Выбрать главу

— Верочка! Дочка! — услыхала она.

Прихрамывая, сбоку приближался Кузьма Прокопьевич. На щеке у него багровел след нагайки, картуз он потерял, и, стекая по запыленному лбу, струйки пота оставляли извилистые следы.

— Крестный!

Вера успела сделать навстречу ему несколько шагов и вдруг заметила впереди себя жандарма, который поднял револьвер и прицеливался в кого-то из них. Черное дуло, подрагивая, перечеркнуло воздух несколько раз и сразу точно лопнуло — обратилось в острый клин слепящего пламени.

— Ай! — в ужасе закричала Вера и закрыла глаза.

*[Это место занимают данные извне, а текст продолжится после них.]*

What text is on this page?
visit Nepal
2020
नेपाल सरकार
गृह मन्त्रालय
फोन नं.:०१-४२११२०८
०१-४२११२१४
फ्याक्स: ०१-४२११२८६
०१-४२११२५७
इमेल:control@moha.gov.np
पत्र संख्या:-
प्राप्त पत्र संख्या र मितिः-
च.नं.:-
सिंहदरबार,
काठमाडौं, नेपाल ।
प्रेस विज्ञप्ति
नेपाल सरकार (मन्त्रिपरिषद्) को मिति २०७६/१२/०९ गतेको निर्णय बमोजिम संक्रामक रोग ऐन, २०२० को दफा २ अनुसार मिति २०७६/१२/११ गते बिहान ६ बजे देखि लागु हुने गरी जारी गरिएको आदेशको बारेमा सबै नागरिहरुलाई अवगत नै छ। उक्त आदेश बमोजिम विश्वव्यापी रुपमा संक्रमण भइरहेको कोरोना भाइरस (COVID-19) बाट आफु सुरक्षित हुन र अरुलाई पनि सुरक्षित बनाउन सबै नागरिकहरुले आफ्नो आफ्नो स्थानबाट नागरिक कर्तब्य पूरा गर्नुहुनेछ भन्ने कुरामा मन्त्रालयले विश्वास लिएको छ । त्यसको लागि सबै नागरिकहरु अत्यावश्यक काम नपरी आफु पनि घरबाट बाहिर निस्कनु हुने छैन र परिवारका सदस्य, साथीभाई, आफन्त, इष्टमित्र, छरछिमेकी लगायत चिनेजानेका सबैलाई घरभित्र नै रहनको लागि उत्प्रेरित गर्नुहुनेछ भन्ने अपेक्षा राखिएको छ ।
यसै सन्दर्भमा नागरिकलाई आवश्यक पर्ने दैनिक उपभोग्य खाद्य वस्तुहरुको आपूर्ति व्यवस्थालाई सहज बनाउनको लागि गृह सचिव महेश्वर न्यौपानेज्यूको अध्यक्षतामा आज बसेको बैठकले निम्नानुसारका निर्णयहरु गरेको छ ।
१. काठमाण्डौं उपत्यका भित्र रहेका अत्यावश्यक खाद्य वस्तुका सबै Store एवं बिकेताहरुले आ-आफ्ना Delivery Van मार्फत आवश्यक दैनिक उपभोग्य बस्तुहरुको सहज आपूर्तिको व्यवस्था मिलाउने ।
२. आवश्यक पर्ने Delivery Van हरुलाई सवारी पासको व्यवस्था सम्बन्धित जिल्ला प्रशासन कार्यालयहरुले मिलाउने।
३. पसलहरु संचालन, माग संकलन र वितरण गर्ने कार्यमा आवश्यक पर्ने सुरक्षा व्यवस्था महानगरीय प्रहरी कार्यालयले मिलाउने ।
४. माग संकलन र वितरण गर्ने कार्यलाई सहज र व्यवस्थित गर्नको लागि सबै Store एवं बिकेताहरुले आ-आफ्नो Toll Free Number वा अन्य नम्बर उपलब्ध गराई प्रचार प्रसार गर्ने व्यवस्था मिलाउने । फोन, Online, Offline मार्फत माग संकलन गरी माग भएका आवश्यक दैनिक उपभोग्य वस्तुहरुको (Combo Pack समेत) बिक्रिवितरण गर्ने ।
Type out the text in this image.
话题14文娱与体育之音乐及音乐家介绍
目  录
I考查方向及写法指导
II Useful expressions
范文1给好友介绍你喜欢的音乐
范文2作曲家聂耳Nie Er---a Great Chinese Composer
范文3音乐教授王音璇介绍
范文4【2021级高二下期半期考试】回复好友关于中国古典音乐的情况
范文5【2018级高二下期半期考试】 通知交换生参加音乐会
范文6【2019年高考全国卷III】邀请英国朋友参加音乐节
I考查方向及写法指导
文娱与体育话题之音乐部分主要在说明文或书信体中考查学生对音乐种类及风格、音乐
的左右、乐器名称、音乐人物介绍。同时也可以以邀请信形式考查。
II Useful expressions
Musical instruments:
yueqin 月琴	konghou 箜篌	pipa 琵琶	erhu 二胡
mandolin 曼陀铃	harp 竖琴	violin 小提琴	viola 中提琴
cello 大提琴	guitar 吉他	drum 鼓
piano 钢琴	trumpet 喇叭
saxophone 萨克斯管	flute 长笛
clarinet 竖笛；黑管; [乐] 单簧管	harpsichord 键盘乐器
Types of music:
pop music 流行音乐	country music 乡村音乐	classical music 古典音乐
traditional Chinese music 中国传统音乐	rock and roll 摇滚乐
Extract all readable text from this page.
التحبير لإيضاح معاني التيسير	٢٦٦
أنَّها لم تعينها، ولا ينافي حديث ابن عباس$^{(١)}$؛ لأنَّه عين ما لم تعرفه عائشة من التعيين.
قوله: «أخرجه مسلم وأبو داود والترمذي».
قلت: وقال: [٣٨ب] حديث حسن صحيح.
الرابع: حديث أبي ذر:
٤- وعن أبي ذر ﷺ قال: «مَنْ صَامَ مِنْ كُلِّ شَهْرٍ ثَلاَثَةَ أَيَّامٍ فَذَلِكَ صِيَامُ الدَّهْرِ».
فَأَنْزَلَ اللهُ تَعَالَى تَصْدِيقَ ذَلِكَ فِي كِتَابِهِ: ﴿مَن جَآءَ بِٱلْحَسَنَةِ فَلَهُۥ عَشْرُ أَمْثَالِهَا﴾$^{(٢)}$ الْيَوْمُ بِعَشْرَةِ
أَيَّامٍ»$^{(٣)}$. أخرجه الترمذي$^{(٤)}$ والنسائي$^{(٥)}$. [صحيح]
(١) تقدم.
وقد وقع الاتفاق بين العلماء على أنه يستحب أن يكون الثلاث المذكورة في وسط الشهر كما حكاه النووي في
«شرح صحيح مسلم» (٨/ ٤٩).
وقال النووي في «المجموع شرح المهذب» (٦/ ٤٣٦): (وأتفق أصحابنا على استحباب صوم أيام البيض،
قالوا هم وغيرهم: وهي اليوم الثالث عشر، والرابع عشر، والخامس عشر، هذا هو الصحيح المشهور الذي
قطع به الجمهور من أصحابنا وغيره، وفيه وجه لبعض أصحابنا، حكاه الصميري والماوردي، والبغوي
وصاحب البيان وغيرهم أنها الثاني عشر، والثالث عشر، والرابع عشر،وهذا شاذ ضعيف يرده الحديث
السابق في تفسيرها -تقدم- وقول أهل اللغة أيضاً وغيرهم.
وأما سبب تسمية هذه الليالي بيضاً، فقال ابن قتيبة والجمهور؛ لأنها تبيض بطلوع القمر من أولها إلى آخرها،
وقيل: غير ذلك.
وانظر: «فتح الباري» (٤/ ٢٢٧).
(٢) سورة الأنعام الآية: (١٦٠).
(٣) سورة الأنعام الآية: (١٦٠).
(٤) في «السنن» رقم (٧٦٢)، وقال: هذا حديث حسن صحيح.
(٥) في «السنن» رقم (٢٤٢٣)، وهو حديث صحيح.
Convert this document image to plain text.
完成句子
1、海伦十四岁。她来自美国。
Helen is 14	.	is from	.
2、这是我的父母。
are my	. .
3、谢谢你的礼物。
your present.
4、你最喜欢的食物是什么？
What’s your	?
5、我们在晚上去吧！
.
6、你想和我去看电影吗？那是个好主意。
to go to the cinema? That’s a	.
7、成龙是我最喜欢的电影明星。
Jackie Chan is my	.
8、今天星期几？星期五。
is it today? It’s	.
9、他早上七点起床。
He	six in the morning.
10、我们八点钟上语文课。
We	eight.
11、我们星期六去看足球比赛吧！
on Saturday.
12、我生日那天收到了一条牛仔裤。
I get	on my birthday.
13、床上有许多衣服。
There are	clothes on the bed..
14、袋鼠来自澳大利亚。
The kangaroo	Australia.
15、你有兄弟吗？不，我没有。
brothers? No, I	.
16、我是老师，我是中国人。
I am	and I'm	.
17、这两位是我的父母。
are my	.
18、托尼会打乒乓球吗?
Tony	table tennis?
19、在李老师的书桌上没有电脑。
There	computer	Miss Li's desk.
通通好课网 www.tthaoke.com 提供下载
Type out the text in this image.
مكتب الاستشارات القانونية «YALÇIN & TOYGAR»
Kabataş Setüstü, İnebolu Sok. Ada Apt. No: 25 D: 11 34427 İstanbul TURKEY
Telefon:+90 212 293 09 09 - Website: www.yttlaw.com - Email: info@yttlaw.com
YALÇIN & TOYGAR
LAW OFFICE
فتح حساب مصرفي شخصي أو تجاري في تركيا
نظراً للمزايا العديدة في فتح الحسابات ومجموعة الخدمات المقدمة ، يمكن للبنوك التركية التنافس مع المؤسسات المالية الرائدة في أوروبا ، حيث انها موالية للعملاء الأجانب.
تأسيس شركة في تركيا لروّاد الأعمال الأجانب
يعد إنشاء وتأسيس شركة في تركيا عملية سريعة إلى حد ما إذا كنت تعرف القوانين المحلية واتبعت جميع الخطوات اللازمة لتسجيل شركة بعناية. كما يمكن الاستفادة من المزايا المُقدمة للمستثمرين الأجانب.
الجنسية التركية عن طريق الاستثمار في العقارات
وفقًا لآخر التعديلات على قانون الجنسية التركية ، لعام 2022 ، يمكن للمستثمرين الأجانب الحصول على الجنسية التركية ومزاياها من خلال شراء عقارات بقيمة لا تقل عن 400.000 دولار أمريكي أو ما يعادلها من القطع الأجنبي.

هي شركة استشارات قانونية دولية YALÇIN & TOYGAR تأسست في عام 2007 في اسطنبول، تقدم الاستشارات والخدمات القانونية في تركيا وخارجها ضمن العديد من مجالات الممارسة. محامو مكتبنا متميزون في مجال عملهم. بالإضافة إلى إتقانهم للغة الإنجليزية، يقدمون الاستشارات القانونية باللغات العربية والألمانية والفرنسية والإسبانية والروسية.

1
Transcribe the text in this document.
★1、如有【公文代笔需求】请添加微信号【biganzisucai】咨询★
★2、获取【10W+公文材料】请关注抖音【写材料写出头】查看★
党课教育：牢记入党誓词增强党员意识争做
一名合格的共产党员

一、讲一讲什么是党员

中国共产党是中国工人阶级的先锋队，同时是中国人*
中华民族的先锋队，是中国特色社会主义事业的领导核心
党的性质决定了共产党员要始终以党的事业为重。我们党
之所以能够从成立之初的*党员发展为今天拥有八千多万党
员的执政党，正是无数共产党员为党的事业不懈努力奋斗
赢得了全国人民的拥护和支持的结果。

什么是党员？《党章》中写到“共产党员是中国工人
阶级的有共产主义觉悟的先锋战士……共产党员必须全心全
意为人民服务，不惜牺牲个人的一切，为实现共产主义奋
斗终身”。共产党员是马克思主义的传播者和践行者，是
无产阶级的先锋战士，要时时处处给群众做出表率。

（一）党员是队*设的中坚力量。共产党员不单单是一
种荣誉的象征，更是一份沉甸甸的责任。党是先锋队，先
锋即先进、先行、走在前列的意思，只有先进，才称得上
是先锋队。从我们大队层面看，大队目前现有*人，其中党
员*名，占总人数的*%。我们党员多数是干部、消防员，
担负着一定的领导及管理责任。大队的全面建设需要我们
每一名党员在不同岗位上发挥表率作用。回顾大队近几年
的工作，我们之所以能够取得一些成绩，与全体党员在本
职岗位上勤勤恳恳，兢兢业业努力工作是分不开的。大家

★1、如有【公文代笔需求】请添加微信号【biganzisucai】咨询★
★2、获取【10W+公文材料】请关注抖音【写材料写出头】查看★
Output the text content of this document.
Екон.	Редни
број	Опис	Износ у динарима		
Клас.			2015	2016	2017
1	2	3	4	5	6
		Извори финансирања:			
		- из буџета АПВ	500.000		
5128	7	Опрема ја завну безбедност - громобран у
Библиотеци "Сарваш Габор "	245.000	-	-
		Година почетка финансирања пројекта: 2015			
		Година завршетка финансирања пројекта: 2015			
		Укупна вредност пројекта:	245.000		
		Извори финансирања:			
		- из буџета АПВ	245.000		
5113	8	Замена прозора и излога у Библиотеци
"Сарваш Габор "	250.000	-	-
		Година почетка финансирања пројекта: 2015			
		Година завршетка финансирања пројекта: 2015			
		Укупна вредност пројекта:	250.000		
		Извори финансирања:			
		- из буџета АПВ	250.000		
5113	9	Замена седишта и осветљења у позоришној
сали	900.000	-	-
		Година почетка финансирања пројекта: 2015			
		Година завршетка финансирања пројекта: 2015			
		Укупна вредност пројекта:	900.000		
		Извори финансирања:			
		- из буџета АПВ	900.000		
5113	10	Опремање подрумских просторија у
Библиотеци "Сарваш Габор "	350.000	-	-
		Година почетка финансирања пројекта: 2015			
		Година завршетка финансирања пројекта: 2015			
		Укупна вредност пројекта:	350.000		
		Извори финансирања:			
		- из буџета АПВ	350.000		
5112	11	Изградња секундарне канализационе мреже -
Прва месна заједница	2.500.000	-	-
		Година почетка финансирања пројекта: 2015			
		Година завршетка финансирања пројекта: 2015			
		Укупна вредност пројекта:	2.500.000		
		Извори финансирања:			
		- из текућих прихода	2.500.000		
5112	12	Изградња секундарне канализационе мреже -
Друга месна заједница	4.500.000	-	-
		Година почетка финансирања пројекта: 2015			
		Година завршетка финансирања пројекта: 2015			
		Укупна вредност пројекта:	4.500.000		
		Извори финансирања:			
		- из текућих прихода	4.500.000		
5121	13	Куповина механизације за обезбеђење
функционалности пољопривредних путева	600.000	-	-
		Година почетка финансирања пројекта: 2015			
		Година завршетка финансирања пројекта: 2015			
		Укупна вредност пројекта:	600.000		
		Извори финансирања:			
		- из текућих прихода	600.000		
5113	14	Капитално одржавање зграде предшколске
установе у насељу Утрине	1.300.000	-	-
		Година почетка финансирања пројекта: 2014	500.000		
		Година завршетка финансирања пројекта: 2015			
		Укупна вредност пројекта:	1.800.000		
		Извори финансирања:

Кузьма Прокопьевич, взмахнув руками, опрокинулся навзничь. Вера, чувствуя, что у нее подсекаются ноги, подбежала и забилась, закричала, увидев на старенькой ситцевой рубашке Кузьмы Прокопьевича плывущее книзу алое пятно.

— Крестный! Крестный! — звала Вера побелевшими губами. Ей казалось, что он, может быть, все-таки встанет, или заговорит, или хотя бы увидит ее один еще раз своими мертвыми глазами. — Крестный!.. Да крестненький же…

Прямо на нее скакал конный казак, вертя в воздухе шашкой. Вера приподняла голову. Конь высоко взбросил передние ноги, в лицо ей посыпалась земля, вихрем шевельнуло распустившиеся волосы. Заднее, подкованное копыто коня ударило Веру в плечо, и она свалилась на бок рядом с Кузьмой Прокопьевичем.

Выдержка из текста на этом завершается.